Let’s consider now the following submission scenarios:
-
Submitter S1 makes a submission for A with batch size 128, and from the logs the epochs to converge are [15, 15, 15, 16, 16]. Excluding the top and bottom runs the mean epochs to converge is 15.33 (> 15.21), so S1 passes the RCP test for benchmark A, batch size 128.
-
Submitter S2 makes a submission for A with batch size 256, and from the logs the epochs to converge are [19, 19, 19, 20, 21]. Excluding the top and bottom runs the mean epochs to converge is 19.33 (< 19.93), so S2 fails the RCP test for benchmark A, batch size 256.
-
Submitter S3 makes a submission for A with batch size 192, and from the logs the epochs to converge are [17, 18, 18, 18, 20]. There are no RCPs for 192, but there are for larger and lower batch sizes. In this situation we find an interpolation of the mean and standard deviations for the RCPs at batch size 192. Mean = 18.25 and Stdev=0.547. Based on the t-test with p-value=0.05 the maximum allowed speedup is 3.68%. Exclusing the top and botton submission runs, the submission mean epochs to converge is 18, which is more than 18.25 / 1.0368, so the submission is accepted for batch size 192.
-
Submitter S4 makes a submission for A with batch size 512. Since there is neither RCP for that batch size, nor RCPs for larger batch sizes, S2 needs to provide convergence points by running the reference with that batch size.
-
Submitter S5 makes a submission for A with batch size 64 that meets the (stricter) convergence criteria for the RCP with the smallest batch size (128). In this case the submission is accepted.
-
Submitter S6 makes a submission for A with batch size 64 that does not meet the convergence criteria for the RCP with the smallest batch size (128). In this case S1 needs to provide convergence points by running the reference with batch size = 64.

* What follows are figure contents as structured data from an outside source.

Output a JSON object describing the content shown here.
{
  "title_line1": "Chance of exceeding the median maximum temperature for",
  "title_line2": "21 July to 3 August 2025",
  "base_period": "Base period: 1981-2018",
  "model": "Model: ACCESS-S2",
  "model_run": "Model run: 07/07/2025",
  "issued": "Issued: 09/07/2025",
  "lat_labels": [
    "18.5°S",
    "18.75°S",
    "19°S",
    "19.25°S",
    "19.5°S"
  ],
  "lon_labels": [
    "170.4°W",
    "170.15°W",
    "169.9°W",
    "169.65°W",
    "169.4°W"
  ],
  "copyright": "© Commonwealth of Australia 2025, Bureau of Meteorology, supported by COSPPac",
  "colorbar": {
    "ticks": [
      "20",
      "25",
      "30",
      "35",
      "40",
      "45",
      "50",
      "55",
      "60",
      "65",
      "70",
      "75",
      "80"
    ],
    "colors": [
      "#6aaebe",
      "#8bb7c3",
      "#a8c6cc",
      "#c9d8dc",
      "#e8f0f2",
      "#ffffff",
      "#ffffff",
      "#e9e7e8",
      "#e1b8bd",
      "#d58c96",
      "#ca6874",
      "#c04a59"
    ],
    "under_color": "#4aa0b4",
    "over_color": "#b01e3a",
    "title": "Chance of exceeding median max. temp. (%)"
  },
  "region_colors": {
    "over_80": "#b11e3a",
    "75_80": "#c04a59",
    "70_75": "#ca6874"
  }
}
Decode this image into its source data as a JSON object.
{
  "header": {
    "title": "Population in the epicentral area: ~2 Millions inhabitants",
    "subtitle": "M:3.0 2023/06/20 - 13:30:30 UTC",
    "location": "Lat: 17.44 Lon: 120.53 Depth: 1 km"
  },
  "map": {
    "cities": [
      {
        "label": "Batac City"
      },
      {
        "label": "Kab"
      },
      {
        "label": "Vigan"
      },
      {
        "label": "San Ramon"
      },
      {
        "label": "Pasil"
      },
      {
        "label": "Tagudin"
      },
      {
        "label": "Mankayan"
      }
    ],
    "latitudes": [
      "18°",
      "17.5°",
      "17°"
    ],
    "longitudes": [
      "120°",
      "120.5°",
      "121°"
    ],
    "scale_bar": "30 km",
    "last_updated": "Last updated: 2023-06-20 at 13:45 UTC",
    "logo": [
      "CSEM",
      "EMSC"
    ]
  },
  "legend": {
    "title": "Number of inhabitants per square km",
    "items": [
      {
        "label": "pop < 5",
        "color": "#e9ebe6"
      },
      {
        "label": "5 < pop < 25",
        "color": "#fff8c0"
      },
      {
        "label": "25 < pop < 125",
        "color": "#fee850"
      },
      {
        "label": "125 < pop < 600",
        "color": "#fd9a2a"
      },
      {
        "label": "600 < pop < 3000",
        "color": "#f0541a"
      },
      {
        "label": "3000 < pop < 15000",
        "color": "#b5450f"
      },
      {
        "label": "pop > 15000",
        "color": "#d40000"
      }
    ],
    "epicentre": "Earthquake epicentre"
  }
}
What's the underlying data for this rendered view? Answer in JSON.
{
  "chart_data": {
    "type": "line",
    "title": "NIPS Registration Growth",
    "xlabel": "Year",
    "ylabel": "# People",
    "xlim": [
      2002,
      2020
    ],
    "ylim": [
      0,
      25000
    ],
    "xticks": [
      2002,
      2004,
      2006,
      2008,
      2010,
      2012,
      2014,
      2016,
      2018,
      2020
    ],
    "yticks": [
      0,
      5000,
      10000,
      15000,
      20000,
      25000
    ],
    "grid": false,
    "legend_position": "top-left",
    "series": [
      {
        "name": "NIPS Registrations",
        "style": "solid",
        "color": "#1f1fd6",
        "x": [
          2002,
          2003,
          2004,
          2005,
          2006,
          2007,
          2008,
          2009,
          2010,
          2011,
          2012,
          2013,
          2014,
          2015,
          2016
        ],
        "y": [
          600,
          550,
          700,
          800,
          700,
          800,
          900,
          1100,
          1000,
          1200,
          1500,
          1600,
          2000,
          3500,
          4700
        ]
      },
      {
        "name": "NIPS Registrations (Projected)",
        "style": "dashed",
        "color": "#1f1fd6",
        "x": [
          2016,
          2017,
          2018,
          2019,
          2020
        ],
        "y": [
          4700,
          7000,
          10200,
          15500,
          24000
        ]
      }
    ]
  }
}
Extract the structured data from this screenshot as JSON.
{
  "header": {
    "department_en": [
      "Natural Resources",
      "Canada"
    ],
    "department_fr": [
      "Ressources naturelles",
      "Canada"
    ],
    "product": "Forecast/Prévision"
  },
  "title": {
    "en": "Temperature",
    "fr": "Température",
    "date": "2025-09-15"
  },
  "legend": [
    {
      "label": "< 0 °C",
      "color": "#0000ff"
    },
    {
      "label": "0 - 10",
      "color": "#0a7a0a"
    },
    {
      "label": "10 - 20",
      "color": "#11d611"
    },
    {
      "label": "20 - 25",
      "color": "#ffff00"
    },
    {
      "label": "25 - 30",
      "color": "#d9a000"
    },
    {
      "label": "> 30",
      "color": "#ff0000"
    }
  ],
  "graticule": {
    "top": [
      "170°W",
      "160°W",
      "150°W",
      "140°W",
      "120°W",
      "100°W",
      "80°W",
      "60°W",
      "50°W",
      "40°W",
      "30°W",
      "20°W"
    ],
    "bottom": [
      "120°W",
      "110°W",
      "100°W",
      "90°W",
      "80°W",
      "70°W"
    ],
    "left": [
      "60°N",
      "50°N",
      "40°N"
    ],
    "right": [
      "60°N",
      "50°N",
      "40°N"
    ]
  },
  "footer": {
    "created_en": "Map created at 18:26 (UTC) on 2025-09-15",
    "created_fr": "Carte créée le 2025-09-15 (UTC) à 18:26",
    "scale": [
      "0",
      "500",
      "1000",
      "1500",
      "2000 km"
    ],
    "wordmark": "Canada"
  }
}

MLPerf recommends calculating utilization as model_tensor_flops / (peak_system_tensor_flops_per_second * runtime_seconds)
where:
-
model_tensor_flops
means only the tensor (ie matrix multiply or convolution) operations that are required by the model definition. Vector or pointwise ops in the model such as bias add, normalization etc, are not counted asmodel_tensor_flops
. Furthermore, implementations that use activation recomputation methods should not count any of the operations added by activation recomputation asmodel_tensor_flops
. -
peak_system_tensor_flops_per_second
means the peak tensor operations of the hardware, counting only tensor math throughput and not additional vector or pointwise math datapaths. -
runtime_seconds
means the mean of the runtimes of the runs used to calculate the benchmark result.
Use of hardware_tensor_flops
(defined as model_tensor_flops plus operations added due to activation recomputation), instead of model_tensor_flops
is strongly discouraged because those are not useful flops for the model. If hardware_tensor_flops
are used for calculating utilization, it is recommended to also provide an accompanying calculation with model_tensor_flops
.
Note utilization is not an official MLPerf metric.